UNITA tem novo secretário provincial em Benguela

Chama-se Abílio Kaunda, e substitui no cargo Alberto Ngalanelã, que vai ocupar a pasta de primeiro secretário do Grupo Parlamentar do seu partido na Assembleia Nacional

Por:Constantino Eduardo, em Benguela

Apresentado Sexta- feira, 13, aos militantes e simpatizantes, Kaunda foi o quadro que o presidente da UNITA, Adalberto Costa Júnior, encontrou para dirigir o partido nesta circunscrição, uma praça eleitoral bastante importante.
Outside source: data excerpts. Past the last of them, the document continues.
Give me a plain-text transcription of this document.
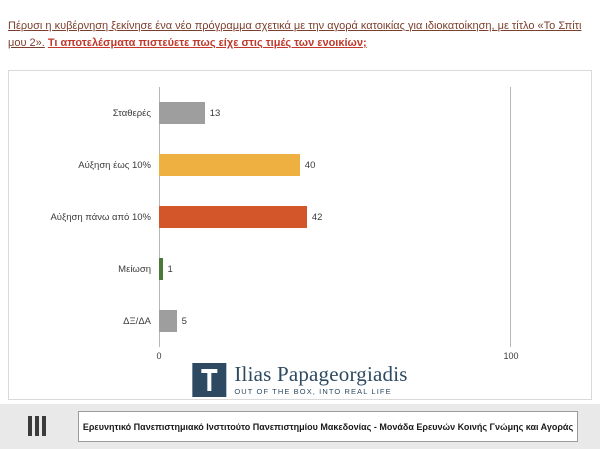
Πέρυσι η κυβέρνηση ξεκίνησε ένα νέο πρόγραμμα σχετικά με την αγορά κατοικίας για ιδιοκατοίκηση, με τίτλο «Το Σπίτι μου 2». Τι αποτελέσματα πιστεύετε πως είχε στις τιμές των ενοικίων;
Σταθερές	13
Αύξηση έως 10%	40
Αύξηση πάνω από 10%	42
Μείωση	1
ΔΞ/ΔΑ	5
0	100
Ilias Papageorgiadis
OUT OF THE BOX, INTO REAL LIFE
Ερευνητικό Πανεπιστημιακό Ινστιτούτο Πανεπιστημίου Μακεδονίας - Μονάδα Ερευνών Κοινής Γνώμης και Αγοράς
Estava difícil para UNITA, segundo o secretário cessante, encontrar alguém à altura para substituí- lo, uma vez que o partido desenhou desafios bastante ambiciosos tendo em vista as eleições autárquicas, previstas para 2020, e as gerais, em 2022. Algumas vozes do partido manifestaram- se contra a nomeação de Kaunda, por, alegadamente, não dispor ainda de arcabouço político capaz de enfrentar o MPLA. Apesar das especificidades da província de Benguela, em termos eleitorais, o líder da UNITA, conhecendo o novo secretário, achou ser o quadro certo para os desafios que o partido se propôs nesta circunscrição.

Kaunda diz-se preparado

Para corresponder às expectativas do seu presidente e da massa militante, Abílio Kaunda, que foi secretário provincial adjunto do partido do “Galo Negro”, diz-se preparado para o cargo e manifesta-se ciente das responsabilidades que o esperam, para o que espera contar com a colaboração dos militantes e quadros. “Nós só conseguiremos alcançar os nossos objectivos se tivermos o cidadão bem mobilizado”, disse ao OPAÍS aquele que almeja o poder para o seu partido. Para alcançar este propósito, o novo dirigente da UNITA nesta província disse ser necessário contar com o apoio do “cidadão, dos intelectuais e de todos aqueles que pugnam pela mudança”. Abílio Kaunda fez estas declarações momentos depois de ter sido empossado pelo secretário-geral do partido, Álvaro Daniel, e justificou que o seu partido precisa de ser poder, por concluir que o MPLA, partido no governante, não tem solução para o país e que não é mais um adversário a temer.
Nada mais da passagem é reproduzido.